India has been witnessing a rise in the active caseload over the past few days. India’s total active caseload is pegged at 1,45,634 on February 21. It now consists of 1.32 per cent of India’s total positive cases.
More than 74 per cent of the active cases of the country are in Kerala and Maharashtra. Of late, it is seen that there has been a spike in the daily cases in Chhattisgarh and Madhya Pradesh also. Punjab and J&K too are witnessing a surge in daily new cases.
In the last four weeks in Kerala, the average weekly cases have fluctuated between a high of 42,000 to a low of 34,800. Similarly, in the last four weeks, the weekly positivity in Kerala has ranged from 13.9 per cent to 8.9 per cent. In Kerala, the district of Alappuzha is a cause of special concern where the weekly lositivity rate has increased to 10.7 per cent and weekly cases have increased to 2,833.

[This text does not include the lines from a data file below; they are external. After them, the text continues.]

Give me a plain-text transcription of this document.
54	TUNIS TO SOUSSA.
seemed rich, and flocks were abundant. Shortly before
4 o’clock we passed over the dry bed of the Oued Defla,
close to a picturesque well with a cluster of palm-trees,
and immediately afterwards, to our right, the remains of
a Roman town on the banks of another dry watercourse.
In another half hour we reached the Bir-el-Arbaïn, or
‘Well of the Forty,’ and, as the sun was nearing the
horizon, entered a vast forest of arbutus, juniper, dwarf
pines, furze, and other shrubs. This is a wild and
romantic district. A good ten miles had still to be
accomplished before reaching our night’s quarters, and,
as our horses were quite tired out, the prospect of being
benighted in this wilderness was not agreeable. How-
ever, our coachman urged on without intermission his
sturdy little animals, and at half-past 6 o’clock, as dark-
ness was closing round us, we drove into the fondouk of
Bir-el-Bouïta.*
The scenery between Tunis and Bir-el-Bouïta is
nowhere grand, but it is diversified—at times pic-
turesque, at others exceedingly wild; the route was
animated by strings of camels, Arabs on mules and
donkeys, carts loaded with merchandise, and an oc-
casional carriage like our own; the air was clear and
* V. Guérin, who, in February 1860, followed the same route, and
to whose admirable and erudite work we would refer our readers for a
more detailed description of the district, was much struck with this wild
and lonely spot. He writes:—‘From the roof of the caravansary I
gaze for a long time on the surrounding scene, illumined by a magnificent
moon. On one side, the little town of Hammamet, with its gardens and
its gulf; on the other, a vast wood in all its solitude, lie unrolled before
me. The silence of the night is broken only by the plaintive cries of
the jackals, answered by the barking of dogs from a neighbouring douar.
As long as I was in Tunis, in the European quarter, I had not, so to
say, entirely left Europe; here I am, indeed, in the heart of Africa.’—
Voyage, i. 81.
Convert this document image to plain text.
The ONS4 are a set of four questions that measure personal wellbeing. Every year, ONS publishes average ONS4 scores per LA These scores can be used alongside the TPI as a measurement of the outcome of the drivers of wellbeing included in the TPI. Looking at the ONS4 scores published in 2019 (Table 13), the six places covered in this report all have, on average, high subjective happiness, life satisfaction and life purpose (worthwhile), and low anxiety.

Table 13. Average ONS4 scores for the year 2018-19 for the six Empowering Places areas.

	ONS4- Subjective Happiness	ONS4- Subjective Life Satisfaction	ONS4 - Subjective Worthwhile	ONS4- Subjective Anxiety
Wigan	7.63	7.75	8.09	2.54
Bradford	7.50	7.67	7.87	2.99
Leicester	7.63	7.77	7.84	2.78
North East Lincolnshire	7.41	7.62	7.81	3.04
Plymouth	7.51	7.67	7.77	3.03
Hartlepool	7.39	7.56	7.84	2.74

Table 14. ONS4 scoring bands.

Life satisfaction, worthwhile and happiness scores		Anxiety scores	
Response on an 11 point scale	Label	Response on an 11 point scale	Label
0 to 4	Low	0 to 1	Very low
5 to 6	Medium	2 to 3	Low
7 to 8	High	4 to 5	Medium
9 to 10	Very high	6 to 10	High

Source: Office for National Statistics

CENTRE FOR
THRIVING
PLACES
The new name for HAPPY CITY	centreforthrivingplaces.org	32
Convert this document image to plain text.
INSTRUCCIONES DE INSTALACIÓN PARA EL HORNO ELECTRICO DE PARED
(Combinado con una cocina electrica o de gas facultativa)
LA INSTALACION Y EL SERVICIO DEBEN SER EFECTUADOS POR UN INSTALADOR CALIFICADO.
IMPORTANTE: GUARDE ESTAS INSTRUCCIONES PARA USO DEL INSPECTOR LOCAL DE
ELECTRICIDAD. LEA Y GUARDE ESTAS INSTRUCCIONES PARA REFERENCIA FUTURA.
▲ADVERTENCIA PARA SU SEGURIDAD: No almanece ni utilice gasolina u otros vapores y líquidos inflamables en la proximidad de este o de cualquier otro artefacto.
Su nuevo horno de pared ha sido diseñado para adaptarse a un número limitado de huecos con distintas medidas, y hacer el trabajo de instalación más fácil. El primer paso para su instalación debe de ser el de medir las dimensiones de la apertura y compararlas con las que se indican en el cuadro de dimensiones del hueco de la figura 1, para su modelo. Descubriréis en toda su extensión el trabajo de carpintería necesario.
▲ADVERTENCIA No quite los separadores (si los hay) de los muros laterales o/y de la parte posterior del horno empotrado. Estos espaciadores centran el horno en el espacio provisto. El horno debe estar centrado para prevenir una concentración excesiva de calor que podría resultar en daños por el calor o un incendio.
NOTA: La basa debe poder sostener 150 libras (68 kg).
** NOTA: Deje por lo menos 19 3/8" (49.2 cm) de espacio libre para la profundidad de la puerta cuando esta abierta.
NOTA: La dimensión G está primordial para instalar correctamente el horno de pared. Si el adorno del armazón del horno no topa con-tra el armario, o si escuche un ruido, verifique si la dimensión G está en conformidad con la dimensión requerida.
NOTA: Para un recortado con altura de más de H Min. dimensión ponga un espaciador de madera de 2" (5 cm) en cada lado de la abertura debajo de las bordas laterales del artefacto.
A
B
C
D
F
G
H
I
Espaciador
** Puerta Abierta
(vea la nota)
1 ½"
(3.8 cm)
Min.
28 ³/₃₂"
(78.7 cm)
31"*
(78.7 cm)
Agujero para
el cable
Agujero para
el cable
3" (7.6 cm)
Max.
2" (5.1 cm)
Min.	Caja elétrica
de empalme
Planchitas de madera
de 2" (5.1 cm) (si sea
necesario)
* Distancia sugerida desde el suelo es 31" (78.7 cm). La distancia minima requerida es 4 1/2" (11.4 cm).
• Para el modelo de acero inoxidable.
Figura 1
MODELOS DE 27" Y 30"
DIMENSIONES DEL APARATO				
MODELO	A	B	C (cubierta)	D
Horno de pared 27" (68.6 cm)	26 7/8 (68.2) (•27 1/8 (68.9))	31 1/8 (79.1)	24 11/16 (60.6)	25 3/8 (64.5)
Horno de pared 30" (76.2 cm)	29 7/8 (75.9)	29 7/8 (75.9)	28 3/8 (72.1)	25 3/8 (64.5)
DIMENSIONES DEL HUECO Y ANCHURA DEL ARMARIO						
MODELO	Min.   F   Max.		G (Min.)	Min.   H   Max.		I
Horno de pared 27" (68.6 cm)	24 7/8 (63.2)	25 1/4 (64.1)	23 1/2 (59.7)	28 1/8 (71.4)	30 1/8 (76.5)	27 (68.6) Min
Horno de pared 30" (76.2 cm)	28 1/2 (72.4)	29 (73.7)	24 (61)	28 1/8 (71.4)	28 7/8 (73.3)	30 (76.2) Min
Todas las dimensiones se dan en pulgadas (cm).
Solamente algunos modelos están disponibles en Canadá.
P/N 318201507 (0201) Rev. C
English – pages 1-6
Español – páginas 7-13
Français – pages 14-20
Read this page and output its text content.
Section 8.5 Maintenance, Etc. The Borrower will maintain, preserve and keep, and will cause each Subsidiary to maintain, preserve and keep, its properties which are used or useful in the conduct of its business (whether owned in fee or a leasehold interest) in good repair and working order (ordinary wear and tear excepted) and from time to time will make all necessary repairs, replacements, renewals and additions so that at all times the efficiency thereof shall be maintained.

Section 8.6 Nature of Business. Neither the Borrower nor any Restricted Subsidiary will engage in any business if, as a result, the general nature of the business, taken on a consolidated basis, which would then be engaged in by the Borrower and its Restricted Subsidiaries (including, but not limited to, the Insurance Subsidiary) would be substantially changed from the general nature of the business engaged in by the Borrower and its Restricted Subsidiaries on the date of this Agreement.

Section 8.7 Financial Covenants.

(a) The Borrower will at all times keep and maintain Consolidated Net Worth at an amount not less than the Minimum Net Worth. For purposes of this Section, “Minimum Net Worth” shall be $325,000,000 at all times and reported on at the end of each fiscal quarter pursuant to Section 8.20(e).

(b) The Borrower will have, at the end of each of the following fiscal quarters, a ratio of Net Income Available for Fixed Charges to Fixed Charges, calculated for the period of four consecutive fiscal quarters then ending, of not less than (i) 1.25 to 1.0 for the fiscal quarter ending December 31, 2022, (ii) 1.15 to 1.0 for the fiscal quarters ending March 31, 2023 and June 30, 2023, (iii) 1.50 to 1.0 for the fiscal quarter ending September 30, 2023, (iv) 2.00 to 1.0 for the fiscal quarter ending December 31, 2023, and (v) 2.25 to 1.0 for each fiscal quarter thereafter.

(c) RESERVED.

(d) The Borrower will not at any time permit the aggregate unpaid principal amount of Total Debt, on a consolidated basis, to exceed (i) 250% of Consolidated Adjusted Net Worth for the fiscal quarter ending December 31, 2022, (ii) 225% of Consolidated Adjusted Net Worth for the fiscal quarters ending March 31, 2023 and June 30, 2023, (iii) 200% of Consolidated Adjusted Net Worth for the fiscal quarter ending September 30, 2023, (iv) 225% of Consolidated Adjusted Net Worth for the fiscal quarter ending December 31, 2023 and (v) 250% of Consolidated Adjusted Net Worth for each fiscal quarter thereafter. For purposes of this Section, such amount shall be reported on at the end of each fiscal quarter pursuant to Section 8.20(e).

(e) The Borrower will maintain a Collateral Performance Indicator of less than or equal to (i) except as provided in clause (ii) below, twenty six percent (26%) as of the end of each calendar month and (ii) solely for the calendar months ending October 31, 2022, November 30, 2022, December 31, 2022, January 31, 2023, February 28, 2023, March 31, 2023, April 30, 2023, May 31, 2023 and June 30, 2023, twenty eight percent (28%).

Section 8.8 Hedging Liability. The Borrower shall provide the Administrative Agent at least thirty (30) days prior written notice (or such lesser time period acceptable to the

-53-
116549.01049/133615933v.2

In Maharashtra, in the last four weeks, the weekly cases have shown a rising trend and have increased from 18,200 to 21,300; while the weekly positivity has also increased from 4.7 per cent to eight per cent. The areas of concern are the Mumbai suburban areas where the weekly cases have risen by 19 per cent. In Nagpur, Amravati, Nashik, Akola and Yavatmal the weekly cases have increased by 33 per cent, 47 per cent, 23 per cent, 55 per cent and 48 per cent, respectively.
Punjab is rapidly assuming critical dimension in respect of the spread of COVID19 infection. In the State, in the last four weeks, the weekly positivity rate has increased from 1.4 per cent to 1.6 per cent, while the weekly cases in the last four weeks have seen a rise from 1300 to 1682. In one district of SBS Nagar alone, the weekly positivity rate has become 4.9 per cent from 3.5 per cent and the weekly cases have more than doubled from 165 to 364.
Five States/UTs have weekly Positivity Rate more than the National Average. The National average is 1.79 per cent. Maharashtra has highest weekly positivity rate with 8.10 per cent.
The Centre has advised all these States to work on five major areas. These are:
1) Improve the overall testing numbers by focusing on increasing the proportion of RT-PCR tests.
2) All negative Rapid Antigen Test results to be mandatorily followed by RT-PCR test and no such negative persons are to be missed.
3) Refocus on strict and comprehensive surveillance as well as stringent containment in selected districts.
4) Regular monitoring of the mutant strains through testing followed by Genome Sequencing, as well as monitoring of the emerging cluster of cases.
5) Focusing on clinical management in districts reporting higher deaths.
On the front of COVID–19 Vaccination, India’s cumulative Vaccination Coverage has crossed 1.10 Cr.